An imbalance in these pathways can also cause damage near the end of life. Wells has recently extended his research to look at these same ROS pathways in neurodegeneration in aging and drug-exposed adults. “Many people are surprised to learn that the brain in young and aging adults is a lot like a fetus from a biochemical perspective,” he says. “The brain has high activities of enzymes that form ROS and low activities of pathways for ROS detoxification.”
This research on the brain in animal models may open up new directions in the field that are currently not possible, due to the limitations of studying a developing human fetus. Ultimately, understanding the mechanisms at work may help in finding ways to counteract the adverse effects of ROS, inform the development of new drugs that do not generate these same damaging molecules and provide new diagnostic approaches for identifying high-risk individuals.
This willingness to take his research in new directions is just one reason that Christopher Nicol and Louise Winn, both professors at Queen’s University and former graduate students of Wells, nominated him for the award.
“He’s never been one to idly sit on one particular topic,” says Nicol. “He is always looking for ways to apply these concepts to other areas.”
Both Winn and Nicol note that Wells was a pioneer who explored ROS and oxidative stress when other researchers did not yet see these pathways as important mechanisms in fetal developmental damage.

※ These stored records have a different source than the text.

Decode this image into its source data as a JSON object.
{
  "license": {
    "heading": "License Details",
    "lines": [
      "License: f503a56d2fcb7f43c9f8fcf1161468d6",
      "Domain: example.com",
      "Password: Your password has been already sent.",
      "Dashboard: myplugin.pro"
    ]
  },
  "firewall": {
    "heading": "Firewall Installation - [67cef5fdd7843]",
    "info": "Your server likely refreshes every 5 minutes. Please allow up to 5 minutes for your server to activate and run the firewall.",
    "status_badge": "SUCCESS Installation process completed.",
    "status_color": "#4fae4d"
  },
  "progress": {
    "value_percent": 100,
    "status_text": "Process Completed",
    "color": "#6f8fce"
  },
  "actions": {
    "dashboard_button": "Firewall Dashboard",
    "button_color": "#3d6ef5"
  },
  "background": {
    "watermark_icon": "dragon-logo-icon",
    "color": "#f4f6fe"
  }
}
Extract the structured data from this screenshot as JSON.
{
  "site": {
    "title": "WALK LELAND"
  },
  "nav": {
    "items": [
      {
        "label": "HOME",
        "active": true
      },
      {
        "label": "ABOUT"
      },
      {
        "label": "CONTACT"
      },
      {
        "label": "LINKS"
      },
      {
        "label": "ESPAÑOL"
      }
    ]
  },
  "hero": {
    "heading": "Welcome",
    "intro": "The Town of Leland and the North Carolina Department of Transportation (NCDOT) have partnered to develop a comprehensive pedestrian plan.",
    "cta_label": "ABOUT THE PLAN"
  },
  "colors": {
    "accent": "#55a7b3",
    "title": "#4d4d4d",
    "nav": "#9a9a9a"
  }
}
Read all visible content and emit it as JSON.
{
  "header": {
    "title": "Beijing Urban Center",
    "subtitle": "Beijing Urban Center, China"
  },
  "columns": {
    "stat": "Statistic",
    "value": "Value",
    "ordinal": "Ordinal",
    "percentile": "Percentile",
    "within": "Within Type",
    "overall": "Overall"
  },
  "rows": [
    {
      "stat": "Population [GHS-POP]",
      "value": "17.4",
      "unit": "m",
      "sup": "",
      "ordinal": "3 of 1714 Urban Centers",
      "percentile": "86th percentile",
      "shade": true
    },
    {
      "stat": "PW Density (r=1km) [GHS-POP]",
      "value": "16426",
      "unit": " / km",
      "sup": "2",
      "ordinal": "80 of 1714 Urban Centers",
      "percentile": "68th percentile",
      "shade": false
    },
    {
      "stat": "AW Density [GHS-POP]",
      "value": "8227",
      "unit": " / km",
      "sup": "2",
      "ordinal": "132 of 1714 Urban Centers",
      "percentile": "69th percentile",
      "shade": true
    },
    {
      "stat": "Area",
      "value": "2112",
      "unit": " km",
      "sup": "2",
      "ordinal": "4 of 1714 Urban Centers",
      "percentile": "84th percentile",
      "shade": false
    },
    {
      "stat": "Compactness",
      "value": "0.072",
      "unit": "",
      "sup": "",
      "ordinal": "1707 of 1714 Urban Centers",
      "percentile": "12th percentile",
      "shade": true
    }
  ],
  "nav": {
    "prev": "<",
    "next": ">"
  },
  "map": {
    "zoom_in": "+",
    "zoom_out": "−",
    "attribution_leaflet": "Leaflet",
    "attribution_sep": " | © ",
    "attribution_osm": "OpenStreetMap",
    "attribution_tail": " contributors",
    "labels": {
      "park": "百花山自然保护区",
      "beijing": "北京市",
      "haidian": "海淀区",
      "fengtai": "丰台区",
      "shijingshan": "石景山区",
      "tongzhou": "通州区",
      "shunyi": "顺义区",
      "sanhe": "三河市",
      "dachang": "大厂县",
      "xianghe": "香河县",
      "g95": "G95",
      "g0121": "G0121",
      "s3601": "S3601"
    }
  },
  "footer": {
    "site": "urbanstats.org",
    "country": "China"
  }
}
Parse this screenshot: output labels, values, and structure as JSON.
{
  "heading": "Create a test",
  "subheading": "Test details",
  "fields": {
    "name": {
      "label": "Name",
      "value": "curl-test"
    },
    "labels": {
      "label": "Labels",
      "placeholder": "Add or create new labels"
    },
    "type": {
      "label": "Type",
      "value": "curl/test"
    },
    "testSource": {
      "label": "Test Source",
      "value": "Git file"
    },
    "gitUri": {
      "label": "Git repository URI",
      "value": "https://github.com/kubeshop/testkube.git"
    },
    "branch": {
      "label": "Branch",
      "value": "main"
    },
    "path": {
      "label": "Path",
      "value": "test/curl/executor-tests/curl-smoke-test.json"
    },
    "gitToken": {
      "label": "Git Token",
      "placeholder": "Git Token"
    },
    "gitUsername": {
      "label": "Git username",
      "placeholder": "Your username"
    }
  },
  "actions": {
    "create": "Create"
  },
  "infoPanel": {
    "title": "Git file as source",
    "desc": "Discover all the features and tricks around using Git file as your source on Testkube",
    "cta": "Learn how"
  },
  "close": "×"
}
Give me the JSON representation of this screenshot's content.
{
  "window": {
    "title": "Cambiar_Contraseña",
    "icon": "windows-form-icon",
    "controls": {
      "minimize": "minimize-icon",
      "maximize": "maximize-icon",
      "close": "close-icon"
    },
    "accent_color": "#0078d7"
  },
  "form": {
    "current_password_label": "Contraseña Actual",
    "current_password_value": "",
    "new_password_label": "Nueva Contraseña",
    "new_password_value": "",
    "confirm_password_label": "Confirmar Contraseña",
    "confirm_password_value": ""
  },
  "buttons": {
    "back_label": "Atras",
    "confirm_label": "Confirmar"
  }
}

But he was always willing to explore new ideas in his research. “He would go to meetings and grasp what people were saying, then come back to the lab with new ideas that he encouraged us to pursue,” says Nicol.
Winn adds that Wells was always a supportive and encouraging supervisor. “His training style is also extremely worthy of an award,” she says. “He gives students flexibility and freedom, and at the same time, high expectations.”
Wells has supervised numerous graduate students over his career, with many of them pursuing careers in research or leadership positions in government regulatory agencies and the pharmaceutical industry. He also teaches a large undergraduate course to students in pharmacy and in pharmacology and toxicology, teaching his students how to think about complex problems in toxicology, understand the mechanisms and how they relate in a clinical setting. He emulates real world problem-solving by using only essay questions in exams.
“You don’t communicate in multiple choice when you’re in a demanding job,” says Wells. “In real life, the details matter. If real life, if you miss a detail, someone could die.”